With Romantasy on the Rise, Why Is Fantasy TV Suddenly So Sexless?
Photo by Theo Whiteman, courtesy of HBO
While the fantasy genre has long been popular with film audiences and readers around the world, the last decade has also seen the genre booming on television screens. With the debut of HBO’s Game of Thrones in 2011, fantasy TV reset its sights from power fantasies and adventures of the week and borrowed some lessons from prestige TV to target a more mature and adult audience. Thrones wanted to portray an earthier, more human fantasy world, one that didn’t shy away from graphic depictions of sex, which previous adult-aimed ventures like Lord of the Rings never did. The series’ reputation in how it engaged with sex wasn’t necessarily positive, though. Instead of showcasing sexuality in a meaningful way, the show used sex scenes for shock value, often to debase its female characters with sexual violence—scenes that, in many cases, were not present in George R.R. Martin’s novels which the series was based on.
Except for between a few characters, sex in Game of Thrones was rarely a spontaneous act of genuine connection. Instead, it was used as a means for male characters to degrade women in this universe, or even for the show’s writers David Benioff and D. B. Weiss to demean them to the highest degree. Because of this, it seems as if the end of Thrones ushered in a completely sexless era of fantasy television. This seems to have come to a head with the release of the series’ prequel, House of the Dragon, in 2022. Before the show even premiered, then-writer and showrunner Miguel Sapochnik made it clear that the series would “pull back” in regard to the amount of sex it would showcase.
That same year, this was contrasted with the premiere of AMC’s Interview with the Vampire, which transformed Anne Rice’s subtextual examination of human sexuality into actual text. In the opening episode of the series, Louis (Jacob Anderson) and Lestat (Sam Reid) float in the air while Lestat sucks at Louis’ neck, hips mashed into his companion’s buttocks. With this first episode, it felt like on-screen gay sex was being filmed and portrayed in a bolder way than it ever had been before. Despite this fantastic opening and a sexually-charged first season, the series’ second season in 2024 was nearly devoid of sex. While each interaction in the series is erotically charged, the second season lacked the sensuousness that made the first feel so fresh.
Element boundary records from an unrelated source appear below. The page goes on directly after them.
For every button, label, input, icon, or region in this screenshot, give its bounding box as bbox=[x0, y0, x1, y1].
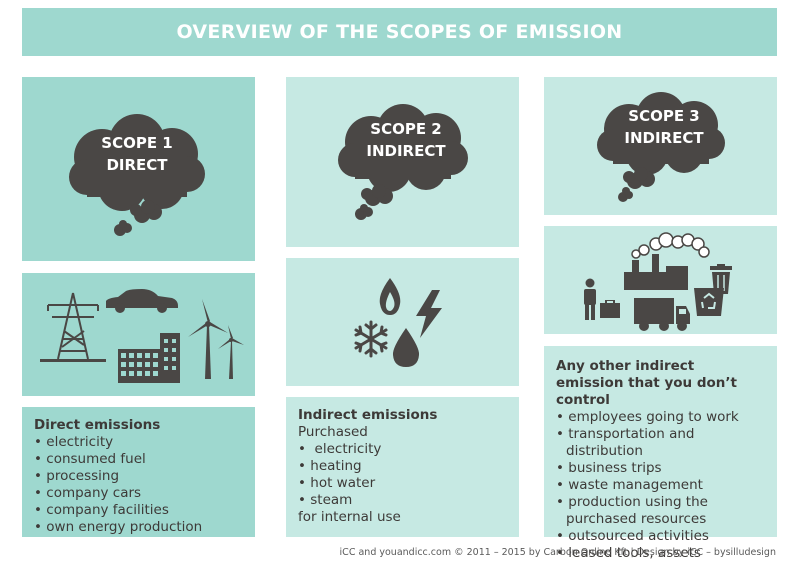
suitcase-icon bbox=[600, 300, 620, 318]
list-item: employees going to work bbox=[556, 409, 765, 426]
scope1-list: electricity consumed fuel processing com… bbox=[34, 434, 243, 536]
scope1-title: Direct emissions bbox=[34, 417, 161, 433]
scope2-line1: Purchased bbox=[298, 424, 368, 440]
scope1-cloud-panel: SCOPE 1 DIRECT bbox=[22, 77, 255, 261]
scope2-icon-panel bbox=[286, 258, 519, 386]
scope2-cloud-line2: INDIRECT bbox=[366, 142, 446, 160]
scope2-line-end: for internal use bbox=[298, 509, 401, 525]
list-item: waste management bbox=[556, 477, 765, 494]
list-item: steam bbox=[298, 492, 507, 509]
scope3-text-panel: Any other indirect emission that you don… bbox=[544, 346, 777, 561]
list-item: heating bbox=[298, 458, 507, 475]
list-item: processing bbox=[34, 468, 243, 485]
scope2-list: electricity heating hot water steam bbox=[298, 441, 507, 509]
scope1-text-panel: Direct emissions electricity consumed fu… bbox=[22, 407, 255, 537]
scope3-cloud-line1: SCOPE 3 bbox=[628, 107, 700, 125]
car-icon bbox=[106, 289, 178, 313]
scope3-cloud-panel: SCOPE 3 INDIRECT bbox=[544, 77, 777, 215]
wind-turbine-icon bbox=[188, 299, 244, 379]
header-banner: OVERVIEW OF THE SCOPES OF EMISSION bbox=[22, 8, 777, 56]
thought-cloud-icon: SCOPE 2 INDIRECT bbox=[331, 102, 481, 232]
list-item: hot water bbox=[298, 475, 507, 492]
scope3-title: Any other indirect emission that you don… bbox=[556, 358, 737, 408]
person-icon bbox=[584, 278, 596, 320]
flame-icon bbox=[379, 278, 401, 315]
list-item: own energy production bbox=[34, 519, 243, 536]
list-item: production using the purchased resources bbox=[556, 494, 765, 528]
scope2-text-panel: Indirect emissions Purchased electricity… bbox=[286, 397, 519, 537]
scope2-title: Indirect emissions bbox=[298, 407, 438, 423]
power-pylon-icon bbox=[40, 292, 106, 362]
lightning-icon bbox=[416, 290, 442, 338]
truck-icon bbox=[634, 298, 690, 331]
scope1-cloud-line1: SCOPE 1 bbox=[101, 134, 173, 152]
footer-credit: iCC and youandicc.com © 2011 – 2015 by C… bbox=[339, 547, 776, 558]
page-title: OVERVIEW OF THE SCOPES OF EMISSION bbox=[176, 21, 623, 43]
thought-cloud-icon: SCOPE 1 DIRECT bbox=[62, 112, 212, 242]
scope2-cloud-panel: SCOPE 2 INDIRECT bbox=[286, 77, 519, 247]
scope1-cloud-line2: DIRECT bbox=[106, 156, 168, 174]
list-item: transportation and distribution bbox=[556, 426, 765, 460]
factory-icon bbox=[624, 232, 710, 290]
thought-cloud-icon: SCOPE 3 INDIRECT bbox=[589, 91, 739, 211]
list-item: electricity bbox=[298, 441, 507, 458]
scope2-cloud-line1: SCOPE 2 bbox=[370, 120, 442, 138]
list-item: consumed fuel bbox=[34, 451, 243, 468]
snowflake-icon bbox=[354, 320, 388, 358]
list-item: leased tools, assets bbox=[556, 545, 765, 562]
list-item: electricity bbox=[34, 434, 243, 451]
building-icon bbox=[118, 333, 180, 383]
list-item: outsourced activities bbox=[556, 528, 765, 545]
water-drop-icon bbox=[392, 328, 420, 367]
recycle-bin-icon bbox=[694, 288, 724, 316]
list-item: company cars bbox=[34, 485, 243, 502]
scope3-list: employees going to work transportation a… bbox=[556, 409, 765, 562]
scope3-icon-panel bbox=[544, 226, 777, 334]
list-item: company facilities bbox=[34, 502, 243, 519]
scope3-cloud-line2: INDIRECT bbox=[624, 129, 704, 147]
list-item: business trips bbox=[556, 460, 765, 477]
scope1-icon-panel bbox=[22, 273, 255, 396]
With romantasy quickly becoming the most popular book genre of the decade, it seems strange that on-screen fantasy stories are becoming less willing to showcase sexual acts. The genre, which consists of novels set in fictional lands where romance is a central element to the plot (almost more so than thorough world building or magic systems), is undeniably the reason for sales of science fiction and fantasy books increasing by 41.3% between 2023 and 2024. These novels often engage with sexuality and sexual acts in a way that occasionally borders on erotica, coined by some Booktokers as “spice.”
Fantasy has never truly been an overtly sexual genre when it comes to literature. Just as Thrones transformed television, George R.R. Martin’s book series that inspired it was also ahead of its time. Unafraid to go into detail regarding sexual relations his characters had, Martin’s work is also incredibly romantic in language, emulating the writers who were gone long before he came into prominence, and breathing some life back into the genre. While fantasy is mostly known for its shields and swords, at its core is a genre that is meant to explore interpersonal relationships between characters, often those who are romantically attracted to each other. If anything, it feels like romantasy and its readers are simply catching up with the sexual fluidity that Martin had a hand in infusing the genre with once again.